John McMahon OAM

Personal information
- Full name: John Terrence McMahon
- Born: 18 May 1932 Five Dock, New South Wales, Australia
- Died: 22 January 2024 (aged 91) Brisbane, Queensland, Australia
- Batting: Right-handed
- Bowling: Slow left-arm orthodox
- Role: Bowler

Domestic team information
- 1959/60: Queensland
- FC debut: 25 December 1959 Queensland v South Australia
- Last FC: 1 January 1960 Queensland v New South Wales

Career statistics
| Competition | First-class |
| Matches | 2 |
| Runs scored | 8 |
| Batting average | 2.66 |
| 100s/50s | 0/0 |
| Top score | 4 |
| Balls bowled | 304 |
| Wickets | 1 |
| Bowling average | 185.00 |
| 5 wickets in innings | 0 |
| 10 wickets in match | 0 |
| Best bowling | 1/92 |
| Catches/stumpings | 1/– |
- Source: CricketArchive, 10 February 2024

= John McMahon (Queensland cricketer) =

Australian cricketer (1932–2024)

John Terrence McMahon OAM (18 May 1932 – 22 January 2024) was an Australian cricketer.
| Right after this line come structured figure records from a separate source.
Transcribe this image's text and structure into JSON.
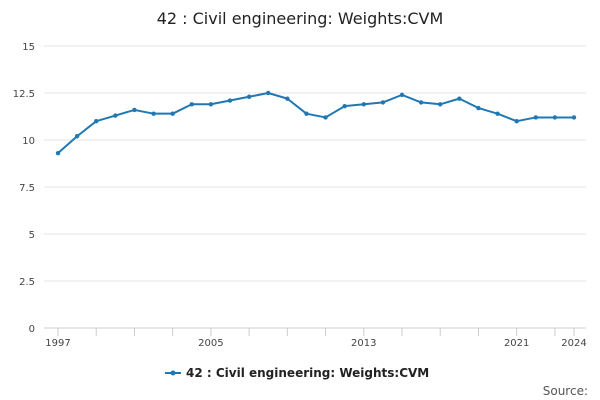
{
  "chart_data": {
    "type": "line",
    "title": "42 : Civil engineering: Weights:CVM",
    "xlabel": "",
    "ylabel": "",
    "x": [
      1997,
      1998,
      1999,
      2000,
      2001,
      2002,
      2003,
      2004,
      2005,
      2006,
      2007,
      2008,
      2009,
      2010,
      2011,
      2012,
      2013,
      2014,
      2015,
      2016,
      2017,
      2018,
      2019,
      2020,
      2021,
      2022,
      2023,
      2024
    ],
    "series": [
      {
        "name": "42 : Civil engineering: Weights:CVM",
        "color": "#1f78b4",
        "values": [
          9.3,
          10.2,
          11.0,
          11.3,
          11.6,
          11.4,
          11.4,
          11.9,
          11.9,
          12.1,
          12.3,
          12.5,
          12.2,
          11.4,
          11.2,
          11.8,
          11.9,
          12.0,
          12.4,
          12.0,
          11.9,
          12.2,
          11.7,
          11.4,
          11.0,
          11.2,
          11.2,
          11.2
        ]
      }
    ],
    "ylim": [
      0,
      15
    ],
    "yticks": [
      0,
      2.5,
      5,
      7.5,
      10,
      12.5,
      15
    ],
    "ytick_labels": [
      "0",
      "2.5",
      "5",
      "7.5",
      "10",
      "12.5",
      "15"
    ],
    "xlim": [
      1997,
      2024
    ],
    "xticks_labeled": [
      1997,
      2005,
      2013,
      2021,
      2024
    ],
    "xtick_labels": [
      "1997",
      "2005",
      "2013",
      "2021",
      "2024"
    ],
    "xticks_minor": [
      1997,
      1999,
      2001,
      2003,
      2005,
      2007,
      2009,
      2011,
      2013,
      2015,
      2017,
      2019,
      2021,
      2023,
      2024
    ],
    "grid": true,
    "legend_position": "bottom-center",
    "source_text": "Source:"
  }
}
He played in two first-class matches for Queensland during the 1959–60 Sheffield Shield season.

He was awarded the Medal of the Order of Australia (OAM) in the 2008 Birthday Honours "for service to cricket in New South Wales, particularly through administrative and coaching roles."

McMahon died on 22 January 2024, at the age of 91.